Size mismatch error Se Resnext50

Jaideep_Valani · August 9, 2019, 1:35pm

hi
i get below error when i use se res next 50 34x2d model

size mismatch, m1: [80 x 8192], m2: [2048 x 1] at /opt/conda/conda-bld/pytorch_1556653099582/work/aten/src/THC/generic/THCTensorMathBlas.cu:268.
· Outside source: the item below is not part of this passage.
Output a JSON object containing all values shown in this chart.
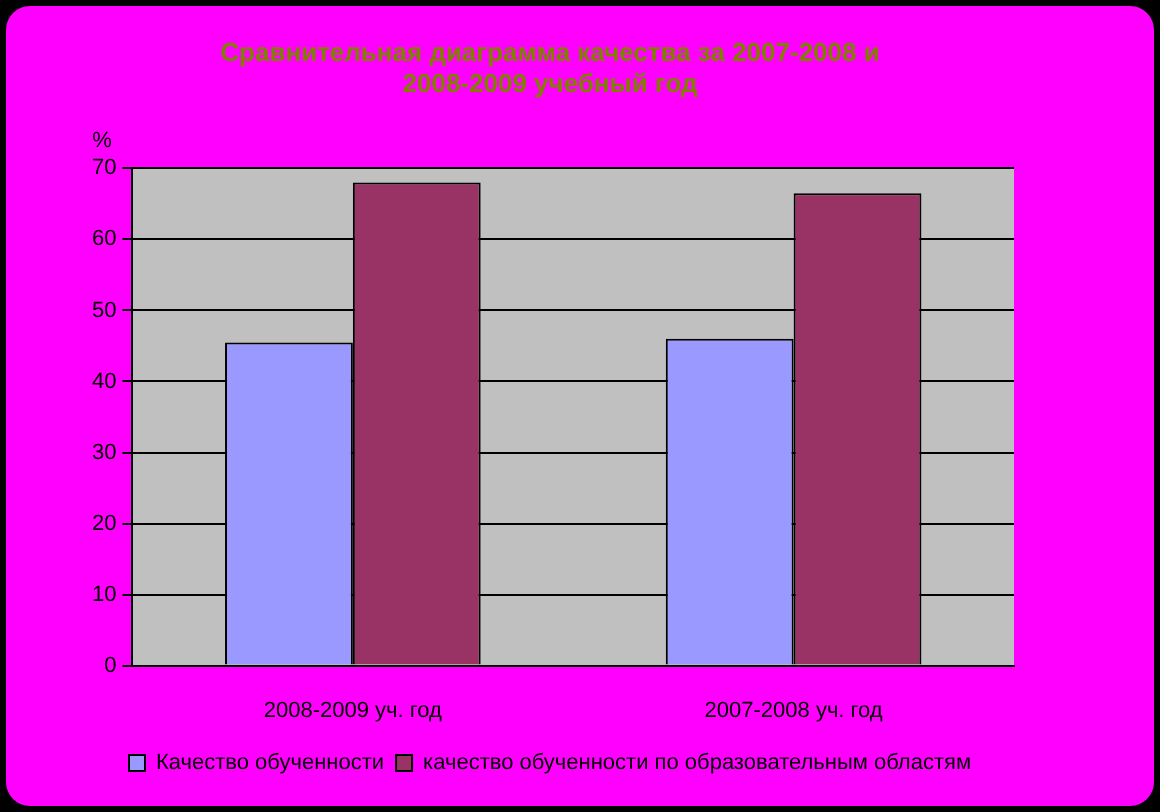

Below is last phase of the model

(2): SEResNeXtBottleneck(
      (conv1): Conv2d(2048, 1024, kernel_size=(1, 1), stride=(1, 1), bias=False)
      (bn1): BatchNorm2d(1024, eps=1e-05, momentum=0.1, affine=True, track_running_stats=True)
      (conv2): Conv2d(1024, 1024, kernel_size=(3, 3), stride=(1, 1), padding=(1, 1), groups=32, bias=False)
      (bn2): BatchNorm2d(1024, eps=1e-05, momentum=0.1, affine=True, track_running_stats=True)
      (conv3): Conv2d(1024, 2048, kernel_size=(1, 1), stride=(1, 1), bias=False)
      (bn3): BatchNorm2d(2048, eps=1e-05, momentum=0.1, affine=True, track_running_stats=True)
      (relu): ReLU(inplace)
      (se_module): SEModule(
        (avg_pool): AdaptiveAvgPool2d(output_size=1)
        (fc1): Conv2d(2048, 128, kernel_size=(1, 1), stride=(1, 1))
        (relu): ReLU(inplace)
        (fc2): Conv2d(128, 2048, kernel_size=(1, 1), stride=(1, 1))
        (sigmoid): Sigmoid()
      )
    )
  )
  (avg_pool): AvgPool2d(kernel_size=7, stride=1, padding=0)
  (last_linear): Sequential(
    (0): view() #x.view(x.size(0),-1)
    (1): Linear(in_features=2048, out_features=1, bias=True)
  )

ptrblck · August 10, 2019, 12:02am

Could you post the shape of your input and if possible a code snippet to reproduce this issue?

Jaideep_Valani · August 10, 2019, 3:48am

Hi
Image (3, 256, 256). This is image passed in batch size of 80.
I use fastai without making any changes to original model except the one above where i change the class from 1000 to one…

def se_resnext50(pretrained=False):
    pretrained = 'imagenet' if pretrained else None
    model = pt.se_resnext50_32x4d(pretrained=pretrained)

def _resnext_split(m): return   (m.layer3, m.avg_pool)    model.load_state_dict(torch.load('/tmp/.cache/torch/checkpoints/se_resnext50_32x4d-a260b3a4.pth'))
    return model

loss_func = MSELossFlat()

learn1 = Learner(data, 
                se_resnext50(),
                loss_func=loss_func ,
                
                metrics = [qk,r2_score,exp_rmspe], 
                path='.',callback_fns=[partial(SaveModelCallback,monitor='valid_loss',mode='min'),partial(ReduceLROnPlateauCallback, min_delta=1e-5, patience=3)])

learn1.callback_fns.append(partial(OverSamplingCallback1,weights=[1,1,1,1,1],bn=len(learn1.data.train_dl)))

learn1.model.last_linear=nn.Sequential(view(),nn.Linear(2048,1,bias=True))

apply_init(learn1.model.last_linear, nn.init.kaiming_uniform_)

learn1.split(_resnext_split) #this is to form param group for differential LR
learn1.model.cuda()
learn1.to_fp16()

Jaideep_Valani · August 11, 2019, 11:18am

any help here will be appreciated ?

ptrblck · August 11, 2019, 11:27am

I’m not sure, how Learner etc. are defined, but it seems they are coming from a high-level API.
Based on the error message, if looks like your last_linear contains the wrong number of input features.
Try to read the in_features attribute before replacing the this layer with your custom one or alternatively try to set it to 8192 (based on the error message).